Groupware or shared project files

This type of knowledge management system facilitates collaboration between your employees. Groupware can help workers collaborate their calendars or send messages between them. Essentially, everyone on a team would be able to upload and comment on the work performed by others. Examples of this type of system are Google Groups, Listserve, or Outlook.

Document or content management systems

Document management systems allow users to do amazing things with documents, like store, share, and perform edits and create different versions. Best of all, knowledge management systems allow these various documents to be indexed by keywords, author, edit date, and much more, which enables them to be searched more efficiently. Examples of this type of system are Lessonly and ZenDesk.

Decision support systems

Decision support systems are a type of knowledge base software that allows users, specifically upper management, to make the most informed decisions as easily as possible.

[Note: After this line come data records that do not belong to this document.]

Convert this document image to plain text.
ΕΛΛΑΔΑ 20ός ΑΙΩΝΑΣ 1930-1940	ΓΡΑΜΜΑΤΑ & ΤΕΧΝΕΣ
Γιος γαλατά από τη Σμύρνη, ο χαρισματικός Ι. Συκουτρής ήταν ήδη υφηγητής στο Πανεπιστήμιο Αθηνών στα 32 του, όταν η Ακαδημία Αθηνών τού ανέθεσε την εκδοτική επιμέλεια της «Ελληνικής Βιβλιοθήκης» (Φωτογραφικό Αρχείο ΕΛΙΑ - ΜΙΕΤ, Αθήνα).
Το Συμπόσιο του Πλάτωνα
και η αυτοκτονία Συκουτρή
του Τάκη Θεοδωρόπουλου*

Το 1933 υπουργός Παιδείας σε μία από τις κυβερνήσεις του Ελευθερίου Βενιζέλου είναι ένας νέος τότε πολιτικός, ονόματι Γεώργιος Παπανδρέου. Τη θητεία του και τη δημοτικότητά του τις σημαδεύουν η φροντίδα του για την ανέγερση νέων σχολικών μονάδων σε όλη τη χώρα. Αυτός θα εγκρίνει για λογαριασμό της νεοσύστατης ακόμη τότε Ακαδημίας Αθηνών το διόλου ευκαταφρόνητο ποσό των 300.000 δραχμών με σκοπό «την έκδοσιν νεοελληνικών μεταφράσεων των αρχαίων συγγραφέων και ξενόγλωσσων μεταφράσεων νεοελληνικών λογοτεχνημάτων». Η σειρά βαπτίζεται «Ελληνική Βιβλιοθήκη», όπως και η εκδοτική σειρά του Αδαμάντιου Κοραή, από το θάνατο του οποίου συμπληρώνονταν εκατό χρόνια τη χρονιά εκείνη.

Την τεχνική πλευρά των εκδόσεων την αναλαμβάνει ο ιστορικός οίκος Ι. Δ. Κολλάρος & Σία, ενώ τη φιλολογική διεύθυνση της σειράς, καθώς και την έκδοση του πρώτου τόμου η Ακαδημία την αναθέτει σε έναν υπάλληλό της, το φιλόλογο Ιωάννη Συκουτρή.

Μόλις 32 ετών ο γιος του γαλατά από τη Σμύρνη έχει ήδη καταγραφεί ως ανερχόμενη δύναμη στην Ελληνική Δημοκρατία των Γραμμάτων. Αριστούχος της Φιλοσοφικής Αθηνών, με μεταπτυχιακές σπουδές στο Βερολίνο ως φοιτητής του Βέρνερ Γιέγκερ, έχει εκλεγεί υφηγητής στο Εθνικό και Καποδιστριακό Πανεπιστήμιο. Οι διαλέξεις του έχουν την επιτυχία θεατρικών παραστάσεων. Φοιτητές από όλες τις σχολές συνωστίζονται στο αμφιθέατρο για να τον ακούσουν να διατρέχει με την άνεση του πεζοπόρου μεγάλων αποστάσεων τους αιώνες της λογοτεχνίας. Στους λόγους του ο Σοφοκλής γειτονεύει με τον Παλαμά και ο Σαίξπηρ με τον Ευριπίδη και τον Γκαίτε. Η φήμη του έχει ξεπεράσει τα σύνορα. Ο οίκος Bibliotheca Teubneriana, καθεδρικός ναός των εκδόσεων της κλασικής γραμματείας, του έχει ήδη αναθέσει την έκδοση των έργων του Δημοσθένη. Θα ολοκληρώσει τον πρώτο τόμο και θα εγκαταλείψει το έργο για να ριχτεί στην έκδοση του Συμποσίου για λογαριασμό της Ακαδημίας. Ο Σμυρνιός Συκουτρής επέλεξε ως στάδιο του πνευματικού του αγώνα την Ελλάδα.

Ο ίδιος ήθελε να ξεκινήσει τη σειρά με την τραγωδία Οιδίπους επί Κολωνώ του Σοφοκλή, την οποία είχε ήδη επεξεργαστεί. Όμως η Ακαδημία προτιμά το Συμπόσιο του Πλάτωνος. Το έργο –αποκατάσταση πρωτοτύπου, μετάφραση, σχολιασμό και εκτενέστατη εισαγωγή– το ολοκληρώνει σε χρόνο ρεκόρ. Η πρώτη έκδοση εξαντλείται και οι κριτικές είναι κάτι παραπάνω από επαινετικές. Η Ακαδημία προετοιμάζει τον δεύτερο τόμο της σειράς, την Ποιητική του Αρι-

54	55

Database management systems

Database management systems are a type of knowledge base software that aids in the compilation and management of data stored within a database. Essentially, these systems make retrieval much more simple.

Simulation systems

Simulation knowledge management tools model real-world scenarios. This type of system allows you to test scenarios that wouldn’t be economical or safe to test in a real-world environment.

Feedback database

With the feedback knowledge base software, a company could house all feedback from employees and customers to communicate this information to research and development and design teams. Common examples of feedback databases are Zoomerang or SurveyMonkey.

Important knowledge management features

Now that you know what a knowledge management system is and what it can do for you, you’re probably curious about what features the system offers that can make accessing all of this information and creating knowledge easy. Just a few of the features of our knowledge management system include:

  • The system is easy for all users to create and update knowledge in the system, no matter their skill level or tenure with the company.
  • The drop and drag feature in the content management system makes it simple to add a variety of media to a lesson, such as videos, images, and quizzes.
  • Excellent search tools built into the system that allows users to find the information they need quickly and efficiently.